Some scientists, including Greg Hickok, a cognitive science professor at the University of California, Irvine who was not involved in the study, think the timeline is probably somewhere in the middle. He told The Atlantic that the ability to speak probably arose nearer to the time our ancestors split from genus Pan, which includes chimpanzees and bonobos — our closest living relatives. That occurred about 5 to 7 million years ago.
Future of Language
While linguists battle it out about the evolution of language, others are looking to the future. In April 2020, Andrew McKenzie, an associate professor of linguistics at the University of Kansas, and Jeffrey Punske, an assistant professor of linguistics at Southern Illinois University, published a study in the journal Acta Futura suggesting that interstellar travel will evolve human language beyond recognition. The journal captures technologies and ideas from the European Space Agency’s Advanced Concepts Team, which conducts science that’s strategically important to the agency’s long term planning — and interstellar space travel is certainly on the list.
At the core of their study is the fact that language naturally evolves over time. English speakers today wouldn’t understand someone who spoke Old English, which was used between the 5th and 11th centuries. And in more recent history, communities of people that have lived in close geographical proximity to one another but may have been separated by a mountain, for instance, spoke a totally different language. Switzerland is an excellent example. Depending on where a person grows up in this tiny country, they may speak German, French, Italian or Romansh as their native tongue.
Imagine then, an interstellar flight that takes not just years, but generations to reach its destination. “If you’re on this vessel for 10 generations, new concepts will emerge, new social issues will come up, and people will create ways of talking about them and these will become the vocabulary particular to the ship,” McKenzie said in a press statement.
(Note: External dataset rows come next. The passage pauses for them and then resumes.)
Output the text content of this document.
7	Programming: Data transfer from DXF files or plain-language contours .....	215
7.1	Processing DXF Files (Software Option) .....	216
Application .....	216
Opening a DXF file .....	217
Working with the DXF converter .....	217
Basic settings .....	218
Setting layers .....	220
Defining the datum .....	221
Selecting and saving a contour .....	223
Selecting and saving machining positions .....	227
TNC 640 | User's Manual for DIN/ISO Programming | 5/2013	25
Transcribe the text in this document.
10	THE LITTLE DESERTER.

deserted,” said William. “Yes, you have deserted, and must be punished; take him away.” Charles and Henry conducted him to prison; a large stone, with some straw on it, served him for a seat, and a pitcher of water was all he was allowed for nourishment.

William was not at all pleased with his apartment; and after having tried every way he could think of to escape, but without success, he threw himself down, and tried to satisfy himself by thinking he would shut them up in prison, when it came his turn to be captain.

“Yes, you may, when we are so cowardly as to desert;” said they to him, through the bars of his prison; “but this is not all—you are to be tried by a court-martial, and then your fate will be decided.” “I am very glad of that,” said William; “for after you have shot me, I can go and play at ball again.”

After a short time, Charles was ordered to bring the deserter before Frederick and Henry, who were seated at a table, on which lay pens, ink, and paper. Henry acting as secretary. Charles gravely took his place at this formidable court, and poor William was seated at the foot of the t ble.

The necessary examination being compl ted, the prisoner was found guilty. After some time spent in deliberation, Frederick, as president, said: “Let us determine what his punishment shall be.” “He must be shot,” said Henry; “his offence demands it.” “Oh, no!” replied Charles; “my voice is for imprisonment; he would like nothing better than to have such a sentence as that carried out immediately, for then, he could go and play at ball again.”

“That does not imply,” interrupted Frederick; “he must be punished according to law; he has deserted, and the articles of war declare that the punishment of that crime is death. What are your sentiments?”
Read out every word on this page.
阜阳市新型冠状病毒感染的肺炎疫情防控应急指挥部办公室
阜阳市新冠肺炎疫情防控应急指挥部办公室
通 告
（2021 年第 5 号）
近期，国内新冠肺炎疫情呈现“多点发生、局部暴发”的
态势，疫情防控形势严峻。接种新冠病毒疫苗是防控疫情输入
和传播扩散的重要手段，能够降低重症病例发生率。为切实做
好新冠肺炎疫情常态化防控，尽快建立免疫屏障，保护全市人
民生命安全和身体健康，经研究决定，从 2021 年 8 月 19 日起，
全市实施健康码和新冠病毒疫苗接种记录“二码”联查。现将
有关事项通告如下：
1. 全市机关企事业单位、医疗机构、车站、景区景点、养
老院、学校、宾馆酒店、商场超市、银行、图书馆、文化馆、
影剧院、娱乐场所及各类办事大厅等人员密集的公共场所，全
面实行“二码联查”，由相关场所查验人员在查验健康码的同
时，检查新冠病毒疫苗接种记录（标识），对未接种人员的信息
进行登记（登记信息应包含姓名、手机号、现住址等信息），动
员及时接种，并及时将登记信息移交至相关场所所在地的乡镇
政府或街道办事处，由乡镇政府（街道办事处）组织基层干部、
Even as language evolves on the ship, so too will it evolve on planet Earth, causing a wider division.
The scientists recommend that such crews include a linguist and an informed linguistic policy that helps the crew and its passengers adapt without having to refer back to Earth-based regulations.
Ironically, such a policy and a record of how the language changed onboard the ship could one day become a kind of fossil of human evolution.